Parent Updates

Standard

One of the more recent developments in my teaching praxis is a more aggressive stance to keeping parents informed. I send weekly reports summarizing what has happened in the class and suggesting ways parents might get involved. I’ve also started posting on each class website the due dates of major assignments and assessments as they get announced.

In the past I have done this through the class website and mass e-mails. Lately, I’ve experimented with the application of Google Plus for this. Here’s what I like about it:

  • Its privacy controls allow me to send missives to parents exclusively while walling off material and posts that aren’t relevant to them
  • Parents who aren’t signed into Google Plus automatically get the same updates through e-mail instead
  • Parents can easily respond, comment, or question directly to an update

The only disadvantage thus far has been an initial confusion in some parents—and the fact that social media is frequently blocked entirely by the school’s firewall. I’m not able to give access to the Google Plus updates I’ve posted, but I also concurrently re-post those updates onto class websites (which have RSS feeds):

https://sites.google.com/a/penncharter.com/kim7/2011/parent-updates

https://sites.google.com/a/penncharter.com/kim8/2011/parent-updates

I’ve reprinted one here below. It comes from my 8th grade class, early on in the year:

This past week we had our first grammar quiz on coordinating conjunctions. We also began _The Alchemist_, analyzing the first pages of the novel and then reading it at a fairly steady clip. It’s a short book, and I think we’re scheduled to read it in its entirety by the end of next week.

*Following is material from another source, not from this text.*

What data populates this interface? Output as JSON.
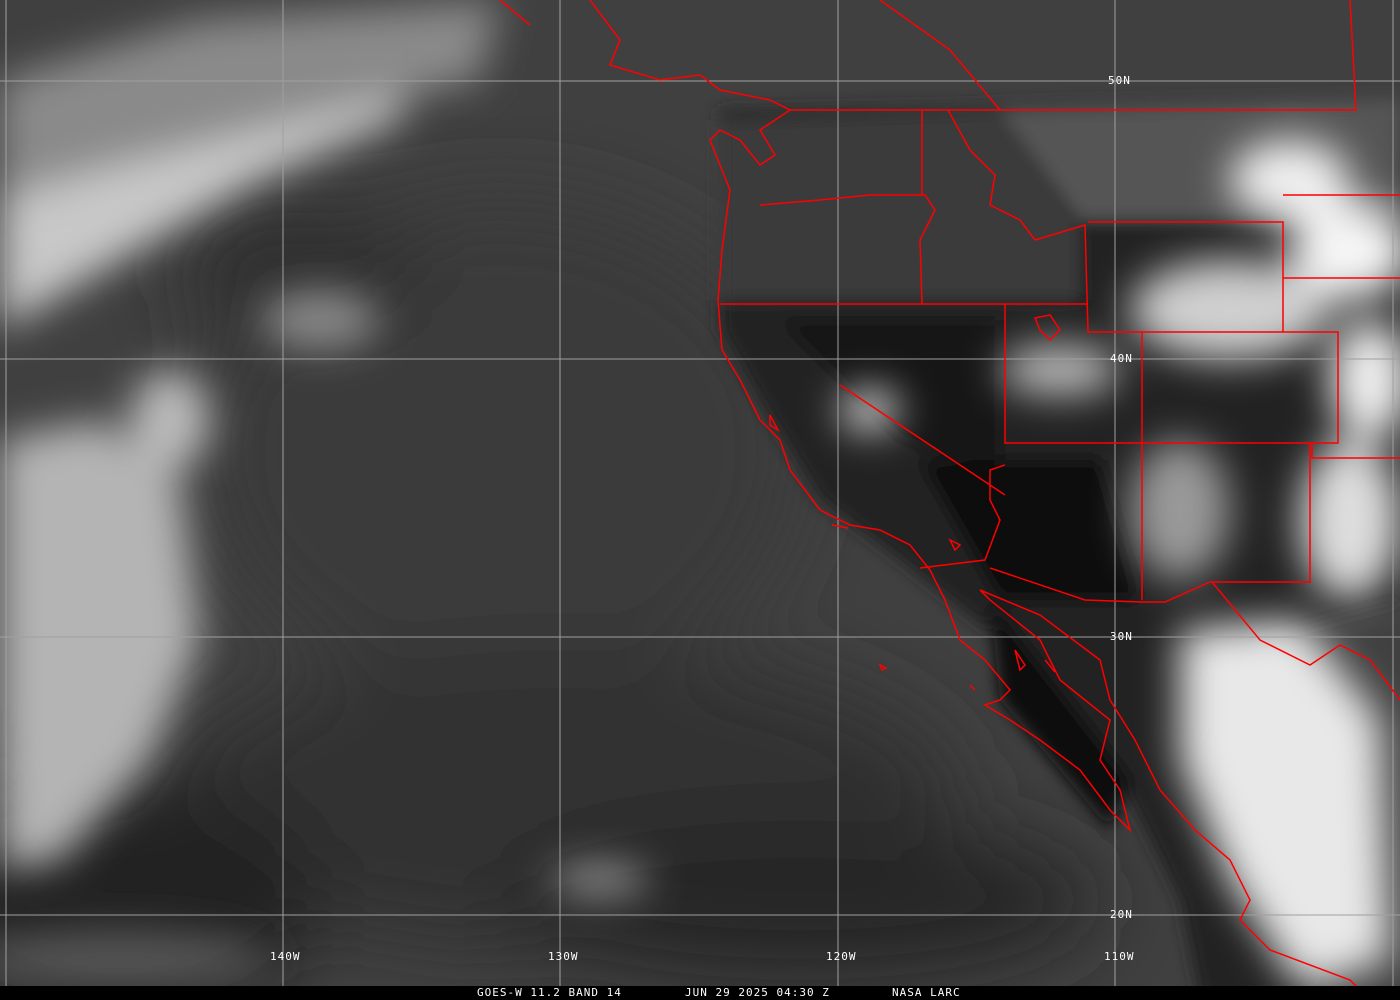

After each night’s reading I provide a handout of details they should have noted, particularly the religious and Jungian symbols that belie Coelho’s syncretistic worldview. _The Alchemist_ is a book about one’s life purpose and ambition, and it provides good fodder for discussing one’s general beliefs and philosophy. You might find that you’re child might be curious about your own life’s journey–how you came to the successes you’ve had or overcome the obstacles you faced and what were the life lessons or principles you’ve learned along the way. One of my goals in this book is to have students think critically about the many oracular pronouncements made by the book and consider how it jibes with their own beliefs.

Heads up: Our second *vocabulary quiz* will be on *Wednesday, October 26*–it will be identical in format to the first. (You might want to check if your child has even cracked open their vocabulary book this weekend). The following week we’ll have our unit test on _The Alchemist_.